Niang, meanwhile, is the other role player who continues to step up. After scoring 21 points in Monday’s win, he finished with 18 points on 4-of-8 shooting from three-point range against the Bulls. He was particuarly lethal during a critical 15-0 second-quarter run, making both three-pointers, hitting a jumper, and sinking two free throws.

Niang also remained self-deprecating while passing the praise following in his postgame remarks. When asked about his jubilant reaction to Curry’s big shot, he said, “I definitely wanted to embrace that and let him know he was a bad dude.” Then when asked about his vantage point for his Embiid’s game-saving block, he said, “I don’t know if you saw, DeMar drove right past me.”

“I didn’t want to give up a 3, so I tried to send him to the rim,” Niang added. “I could have been a little closer, but Joel’s a competitor. I think it’s huge when your best player really wants to win that bad and is willing to go up there and sacrifice a knee to the groin or an elbow to the face and make a winning play.

“That doesn’t happen everywhere, so Joel’s special for getting out there and making a winning play.”

Strong start, strong responses

The Sixers built a 13-point lead in the first quarter, primarily by burying five of their 10 three-point attempts while holding the Bulls to 1-of-7 from distance. Then, they survived four significant Chicago pushes, punctuated by that final shot from Curry after the Bulls had scored seven consecutive points in less than two minutes to make it a one-possession game with 29.9 seconds remaining.

That was the Sixers’ second response of the final quarter. Earlier in the period, DeRozan hit a baseline jumper, Ayo Dosunmu nailed a three, and DeRozan buried another textbook midrange pull-up to cut the Sixers’ lead to 87-85 with less than seven minutes to play.

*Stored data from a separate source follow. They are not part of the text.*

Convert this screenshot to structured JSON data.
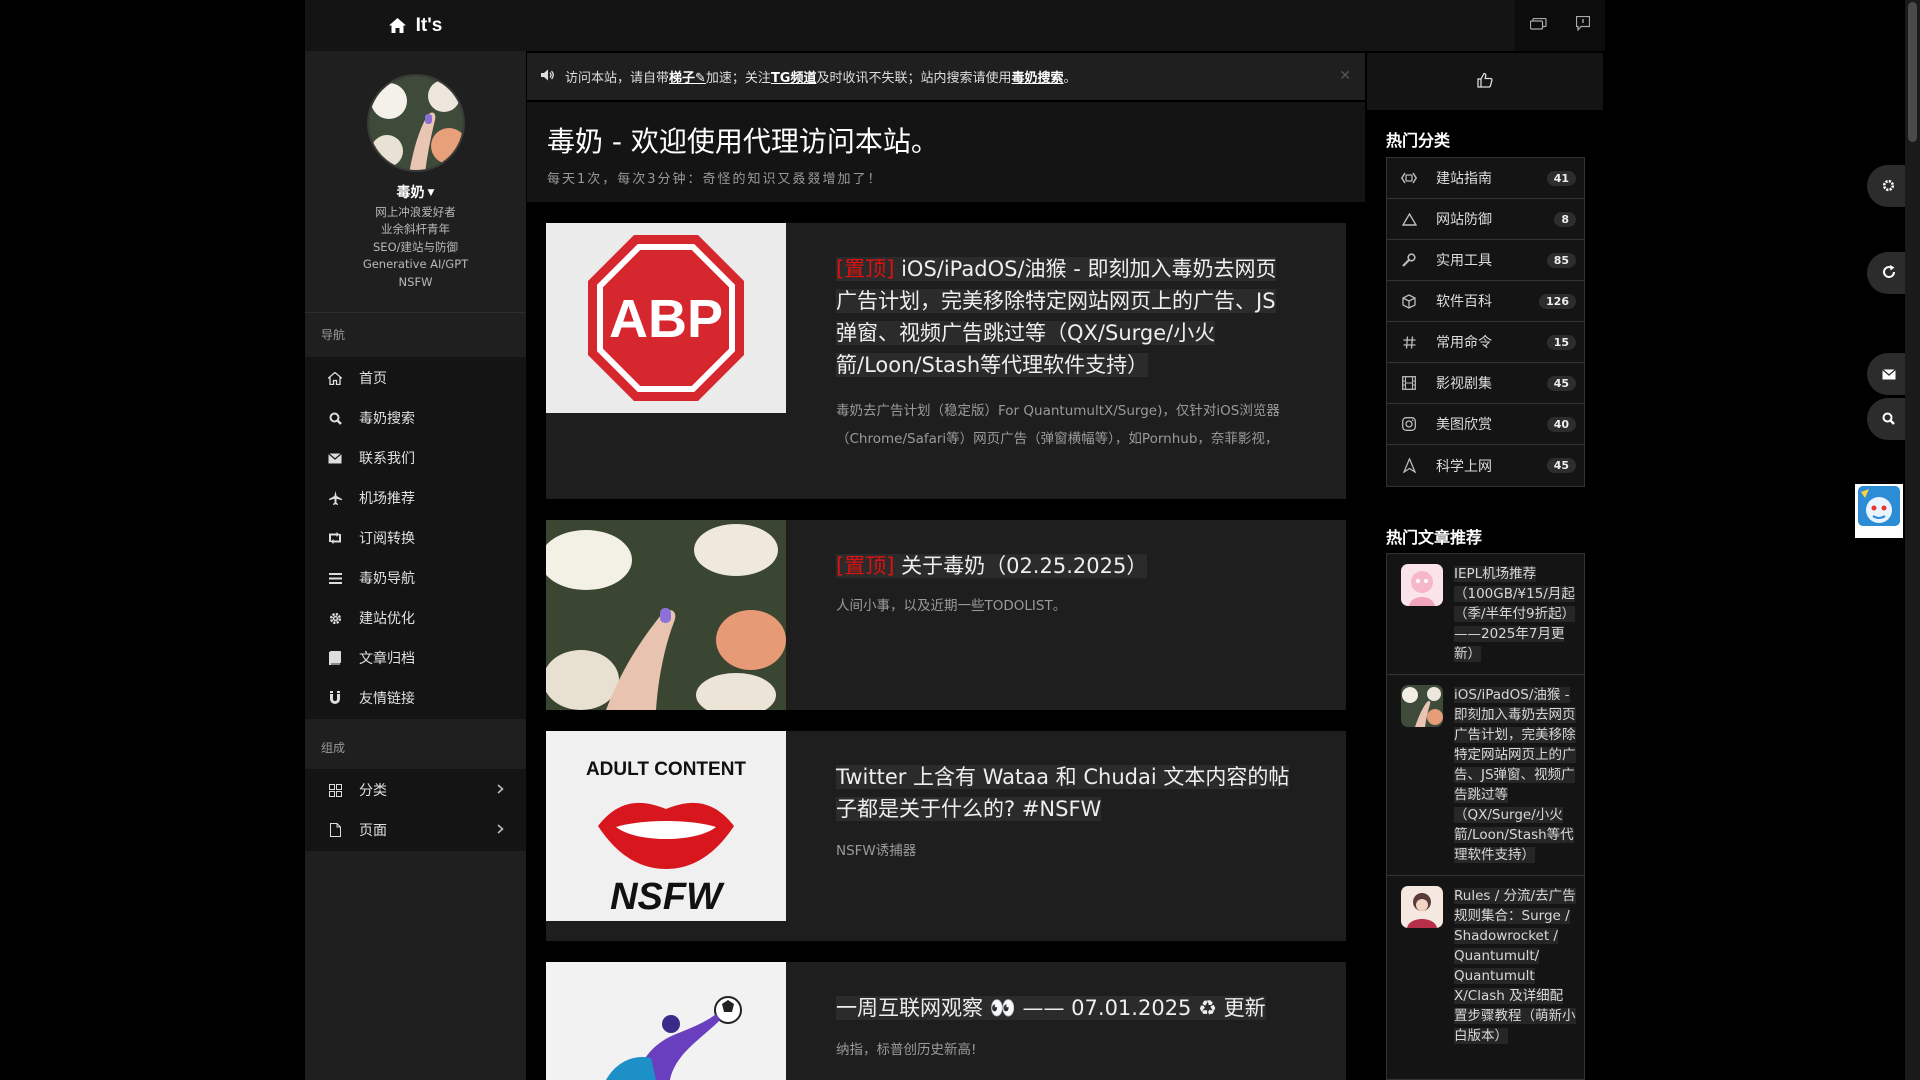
{
  "brand": {
    "title": "It's"
  },
  "profile": {
    "name": "毒奶",
    "bio": [
      "网上冲浪爱好者",
      "业余斜杆青年",
      "SEO/建站与防御",
      "Generative AI/GPT",
      "NSFW"
    ]
  },
  "nav": {
    "heading": "导航",
    "items": [
      {
        "label": "首页",
        "icon": "home-icon"
      },
      {
        "label": "毒奶搜索",
        "icon": "search-icon"
      },
      {
        "label": "联系我们",
        "icon": "envelope-icon"
      },
      {
        "label": "机场推荐",
        "icon": "plane-icon"
      },
      {
        "label": "订阅转换",
        "icon": "retweet-icon"
      },
      {
        "label": "毒奶导航",
        "icon": "list-icon"
      },
      {
        "label": "建站优化",
        "icon": "gear-icon"
      },
      {
        "label": "文章归档",
        "icon": "book-icon"
      },
      {
        "label": "友情链接",
        "icon": "magnet-icon"
      }
    ],
    "group_heading": "组成",
    "group_items": [
      {
        "label": "分类",
        "icon": "grid-icon"
      },
      {
        "label": "页面",
        "icon": "file-icon"
      }
    ]
  },
  "notice": {
    "prefix": "访问本站，请自带",
    "link1": "梯子✎",
    "mid1": "加速；关注 ",
    "link2": "TG频道 ",
    "mid2": "及时收讯不失联；站内搜索请使用",
    "link3": "毒奶搜索",
    "suffix": "。",
    "close": "✕"
  },
  "hero": {
    "title": "毒奶 - 欢迎使用代理访问本站。",
    "subtitle": "每天1次，每次3分钟：奇怪的知识又叒叕增加了！"
  },
  "posts": [
    {
      "pin": "[置顶]",
      "title": "iOS/iPadOS/油猴 - 即刻加入毒奶去网页广告计划，完美移除特定网站网页上的广告、JS弹窗、视频广告跳过等（QX/Surge/小火箭/Loon/Stash等代理软件支持）",
      "desc": "毒奶去广告计划（稳定版）For QuantumultX/Surge)，仅针对iOS浏览器（Chrome/Safari等）网页广告（弹窗横幅等），如Pornhub，奈菲影视，",
      "thumb_text": "ABP"
    },
    {
      "pin": "[置顶]",
      "title": "关于毒奶（02.25.2025）",
      "desc": "人间小事，以及近期一些TODOLIST。"
    },
    {
      "pin": "",
      "title": "Twitter 上含有 Wataa 和 Chudai 文本内容的帖子都是关于什么的? #NSFW",
      "desc": "NSFW诱捕器",
      "thumb_top": "ADULT CONTENT",
      "thumb_bottom": "NSFW"
    },
    {
      "pin": "",
      "title": "一周互联网观察 👀 —— 07.01.2025 ♻ 更新",
      "desc": "纳指，标普创历史新高!"
    }
  ],
  "right": {
    "hot_categories_title": "热门分类",
    "categories": [
      {
        "label": "建站指南",
        "count": "41",
        "icon": "code-icon"
      },
      {
        "label": "网站防御",
        "count": "8",
        "icon": "warning-icon"
      },
      {
        "label": "实用工具",
        "count": "85",
        "icon": "wrench-icon"
      },
      {
        "label": "软件百科",
        "count": "126",
        "icon": "cube-icon"
      },
      {
        "label": "常用命令",
        "count": "15",
        "icon": "hash-icon"
      },
      {
        "label": "影视剧集",
        "count": "45",
        "icon": "film-icon"
      },
      {
        "label": "美图欣赏",
        "count": "40",
        "icon": "instagram-icon"
      },
      {
        "label": "科学上网",
        "count": "45",
        "icon": "send-icon"
      }
    ],
    "hot_articles_title": "热门文章推荐",
    "articles": [
      {
        "title": "IEPL机场推荐（100GB/¥15/月起（季/半年付9折起）——2025年7月更新）"
      },
      {
        "title": "iOS/iPadOS/油猴 - 即刻加入毒奶去网页广告计划，完美移除特定网站网页上的广告、JS弹窗、视频广告跳过等（QX/Surge/小火箭/Loon/Stash等代理软件支持）"
      },
      {
        "title": "Rules / 分流/去广告规则集合：Surge / Shadowrocket / Quantumult/ Quantumult X/Clash 及详细配置步骤教程（萌新小白版本）"
      }
    ]
  },
  "colors": {
    "pin": "#e01010",
    "abp_red": "#d6262e",
    "bg": "#000000",
    "panel": "#1e1e1e"
  }
}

But Curry answered with a jumper to break the tie, then another one to extend the lead to 92-89. Then came Embiid’s and-1 putback, another two free throws from the big man and a Tyrese Maxey driving fingerroll to push the lead back up to 96-89 with less than five minutes remaining.

In the first half, when Chicago staged a 16-6 run to get within 35-32 with about eight to play in the second period, a Furkan Korkmaz dunk sparked 15 consecutive points for Philly to seize a 50-32 lead with about five minutes to play before the break. Georges Niang hit two three-pointers during that stretch, while he, Embiid, and Maxey all got to the free-throw line.

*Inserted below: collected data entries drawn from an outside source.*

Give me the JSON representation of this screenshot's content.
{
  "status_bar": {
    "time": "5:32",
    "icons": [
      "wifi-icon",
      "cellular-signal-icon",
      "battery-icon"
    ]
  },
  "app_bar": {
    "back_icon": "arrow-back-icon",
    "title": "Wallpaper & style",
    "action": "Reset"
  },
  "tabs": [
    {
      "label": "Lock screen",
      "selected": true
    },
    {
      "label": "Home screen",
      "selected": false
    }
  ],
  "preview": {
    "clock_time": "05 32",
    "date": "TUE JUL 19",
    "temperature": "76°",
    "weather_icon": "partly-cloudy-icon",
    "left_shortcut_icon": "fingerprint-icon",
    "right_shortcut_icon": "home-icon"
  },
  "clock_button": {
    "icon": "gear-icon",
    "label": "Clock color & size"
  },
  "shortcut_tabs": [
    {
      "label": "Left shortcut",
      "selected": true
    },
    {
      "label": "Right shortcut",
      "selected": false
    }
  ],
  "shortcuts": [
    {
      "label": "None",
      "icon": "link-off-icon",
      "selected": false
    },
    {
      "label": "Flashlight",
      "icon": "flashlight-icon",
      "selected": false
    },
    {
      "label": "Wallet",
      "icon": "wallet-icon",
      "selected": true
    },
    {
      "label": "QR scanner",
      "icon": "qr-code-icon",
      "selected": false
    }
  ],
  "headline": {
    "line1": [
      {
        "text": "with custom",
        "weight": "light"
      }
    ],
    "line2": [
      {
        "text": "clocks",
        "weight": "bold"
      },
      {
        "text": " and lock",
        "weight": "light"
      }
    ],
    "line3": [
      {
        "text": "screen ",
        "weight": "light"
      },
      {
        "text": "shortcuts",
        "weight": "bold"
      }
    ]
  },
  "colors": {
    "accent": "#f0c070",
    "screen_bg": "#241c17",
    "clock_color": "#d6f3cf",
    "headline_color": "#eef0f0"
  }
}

Then in the third, when a LaVine three-pointer sliced Philly’s lead to 76-69 with less than three to play in the period, the Sixers quickly answered with an 8-0 spurt to extend the lead back to 15 points.

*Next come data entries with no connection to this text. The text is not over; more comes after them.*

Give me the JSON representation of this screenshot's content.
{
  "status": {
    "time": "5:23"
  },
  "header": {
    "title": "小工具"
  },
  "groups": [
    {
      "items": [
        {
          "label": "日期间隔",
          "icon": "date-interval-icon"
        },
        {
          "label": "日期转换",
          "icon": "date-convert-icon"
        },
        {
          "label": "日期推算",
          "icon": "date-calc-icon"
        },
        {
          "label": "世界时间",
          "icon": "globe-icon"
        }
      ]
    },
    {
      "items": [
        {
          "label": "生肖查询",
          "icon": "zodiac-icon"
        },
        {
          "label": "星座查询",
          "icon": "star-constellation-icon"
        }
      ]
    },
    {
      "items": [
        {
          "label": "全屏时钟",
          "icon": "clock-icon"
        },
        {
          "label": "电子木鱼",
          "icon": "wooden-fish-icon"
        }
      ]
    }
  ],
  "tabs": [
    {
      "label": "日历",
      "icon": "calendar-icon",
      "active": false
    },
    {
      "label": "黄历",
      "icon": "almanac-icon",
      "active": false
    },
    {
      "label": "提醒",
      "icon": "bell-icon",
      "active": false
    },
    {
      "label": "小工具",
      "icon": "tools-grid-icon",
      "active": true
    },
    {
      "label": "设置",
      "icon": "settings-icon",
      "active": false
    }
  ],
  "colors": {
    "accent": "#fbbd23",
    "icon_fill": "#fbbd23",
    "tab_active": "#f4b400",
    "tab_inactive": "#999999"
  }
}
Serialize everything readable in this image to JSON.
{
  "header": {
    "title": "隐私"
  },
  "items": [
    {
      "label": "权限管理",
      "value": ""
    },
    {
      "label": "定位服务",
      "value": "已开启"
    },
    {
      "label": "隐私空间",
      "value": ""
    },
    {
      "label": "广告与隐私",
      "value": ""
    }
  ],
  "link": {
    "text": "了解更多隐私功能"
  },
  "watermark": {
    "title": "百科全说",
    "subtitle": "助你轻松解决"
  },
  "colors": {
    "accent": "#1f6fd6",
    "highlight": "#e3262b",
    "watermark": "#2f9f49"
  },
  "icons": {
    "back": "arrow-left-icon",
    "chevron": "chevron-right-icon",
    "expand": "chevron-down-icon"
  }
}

» READ MORE: Matisse Thybulle, Furkan Korkmaz move into starting lineup vs. Bulls in place of Tobias Harris, Danny Green

New starting lineup

With Harris and Green out, Korkmaz and Matisse Thybulle moved into the starting lineup.

Korkmaz started an efficient 4-of-5 from the floor and finished with 11 points and five rebounds. Thybulle was the primary defender on Bulls All-Star Zach LaVine, totaling three steals and two blocks to go with eight points and four rebounds.

Embiid, meanwhile, initially struggled from the floor in his return from a one-game absence due to scheduled rest. He missed 10 of his first 15 shots, but contributed nine rebounds and a team-high seven assists. His sharp feed to Thybulle for a dunk that gave the Sixers a 100-91 helped build the cushion they needed to withstand the Bulls’ final flurry.

Embiid said he is still not fully comfortable with the new ball the NBA introduced this season but, “I work hard and I make those shots in practice.” Because his scoring is “nowhere close to where it should be,” Embiid said the defensive end has been an early focus.

His highlight-worthy block was initially called a foul, before being overturned following a coach’s challenge by Rivers.

“I love when bigs go after dunks,” Rivers said. “Half these guys in the league won’t go after it because they’re worried about [what they’ll look like] if they get dunked on. I love the Alonzo Mourning approach. Going after DeRozan, that’s a big play. It’s a game-saving play.”